Working with children is no different. I’m unsure why we believe that anxiety and depression are entirely different subspecies simply because they are “suddenly” revealing themselves in kids. This, in my conspiratorial opinion, works to make children into lifelong clients to benefit Big Pharma. A mentally ill child is a lifelong paycheck, as are their highly vulnerable parents who are desperate to take away their pain. Parents, know this: the mechanisms of anxiety are still the exact same, and need to be approached as if they’re the exact same. Your kids would be better off entirely shifting attention away from anxiety symptoms and instead learn the power of their physiology. An individual who exercises regularly, for example, is constantly exposing themselves to symptoms of anxiety (some shakiness, rapid heartbeat, heavy breathing, sweating).

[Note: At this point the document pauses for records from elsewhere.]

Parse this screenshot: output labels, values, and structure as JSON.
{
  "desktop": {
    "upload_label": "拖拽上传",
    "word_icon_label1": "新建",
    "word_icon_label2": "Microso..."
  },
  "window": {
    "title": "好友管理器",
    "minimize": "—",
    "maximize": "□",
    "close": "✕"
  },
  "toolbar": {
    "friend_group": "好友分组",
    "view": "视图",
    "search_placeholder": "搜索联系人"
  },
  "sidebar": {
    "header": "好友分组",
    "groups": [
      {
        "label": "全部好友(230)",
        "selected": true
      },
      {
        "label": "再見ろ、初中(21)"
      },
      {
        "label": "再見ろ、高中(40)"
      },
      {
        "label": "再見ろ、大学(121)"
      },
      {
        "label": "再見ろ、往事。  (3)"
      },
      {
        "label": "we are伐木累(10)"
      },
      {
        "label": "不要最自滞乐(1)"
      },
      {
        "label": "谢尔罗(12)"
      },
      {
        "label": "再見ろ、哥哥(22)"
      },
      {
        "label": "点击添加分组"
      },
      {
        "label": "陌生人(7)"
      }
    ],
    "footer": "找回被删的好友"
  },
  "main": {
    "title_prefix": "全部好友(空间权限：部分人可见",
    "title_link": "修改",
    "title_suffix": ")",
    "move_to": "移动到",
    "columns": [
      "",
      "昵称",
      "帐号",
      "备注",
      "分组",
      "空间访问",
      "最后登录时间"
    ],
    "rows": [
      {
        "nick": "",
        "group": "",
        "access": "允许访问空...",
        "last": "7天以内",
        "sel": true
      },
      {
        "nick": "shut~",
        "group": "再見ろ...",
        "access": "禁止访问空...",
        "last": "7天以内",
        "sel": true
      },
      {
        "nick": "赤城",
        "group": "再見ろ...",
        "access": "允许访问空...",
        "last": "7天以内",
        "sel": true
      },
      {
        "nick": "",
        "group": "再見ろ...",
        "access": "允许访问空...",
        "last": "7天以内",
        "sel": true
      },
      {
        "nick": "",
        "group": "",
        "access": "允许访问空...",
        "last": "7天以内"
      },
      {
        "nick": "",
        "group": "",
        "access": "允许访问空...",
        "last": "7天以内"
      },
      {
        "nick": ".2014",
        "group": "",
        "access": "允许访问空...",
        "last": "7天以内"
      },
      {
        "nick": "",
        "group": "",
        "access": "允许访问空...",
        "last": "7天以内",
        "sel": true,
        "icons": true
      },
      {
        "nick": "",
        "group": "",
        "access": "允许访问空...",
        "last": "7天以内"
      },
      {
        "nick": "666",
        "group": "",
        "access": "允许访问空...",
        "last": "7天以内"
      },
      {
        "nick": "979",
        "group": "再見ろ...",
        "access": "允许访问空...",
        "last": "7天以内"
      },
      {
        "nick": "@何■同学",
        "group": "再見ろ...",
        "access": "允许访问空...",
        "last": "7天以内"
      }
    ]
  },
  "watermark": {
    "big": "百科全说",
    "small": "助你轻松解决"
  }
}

In doing so, they learn such symptoms are not always sensations to be feared, or even sensations that make for interesting topics of conversation. A child who learns to regulate their own breathing and learn the physiological thresholds of their body is a child who is unstoppable.
We rarely give attention to the sprinter who speaks of how heavily they’re breathing following a hundred meter sprint. And we certainly wouldn’t bring attention to the person who reports their legs feeling uneasy following completion of a marathon. But when we tie “mental health” to it, it suddenly gains importance. Why? Because we secretly fetishize mental illness. We’re captured by the idea that maybe we don’t have to do anything difficult, because we’re so intricately disordered that we’re just “different”. And for children?! Maybe I’m not a bad parent! Maybe I can be off the hook for disciplining them, because they’re neurodivergent or disordered or sensorily sensitive. No. You are feeding the monster that is anxiety--- your own and your children’s. Should you be skeptical about my straightforwardness regarding anxiety, I challenge you to experiment on yourself. When you begin to feel anxiety, say to yourself, out loud, “Oh great, you’re here!” and move on about your day. No meditation, no breathing, no self-talk. Do not give in.
Our bar is increasingly low for our abilities as human beings. Which is mind-blowing considering all that we’ve overcome: World War II. The Holocaust. Famine. The Great Depression. 9/11. Black Death. AIDS. Slavery. Are we really going to stoop to the degree of “if I go for a walk for 10 minutes today, that’s good enough”? Maybe I should have prefaced this thought with the understanding that 10 minutes of walking may be a tremendous accomplishment for the morbidly obese individual who has not walked in months or even years. It takes such mental toughness to pull ourselves out of a physical and mental rut so deep. But for those of us of generally sound mind and body, I want us to believe we’re capable of more. I want us to believe that our children can handle scraped knees and bruised psyches by reminding themselves of the creed that is sticks and stones.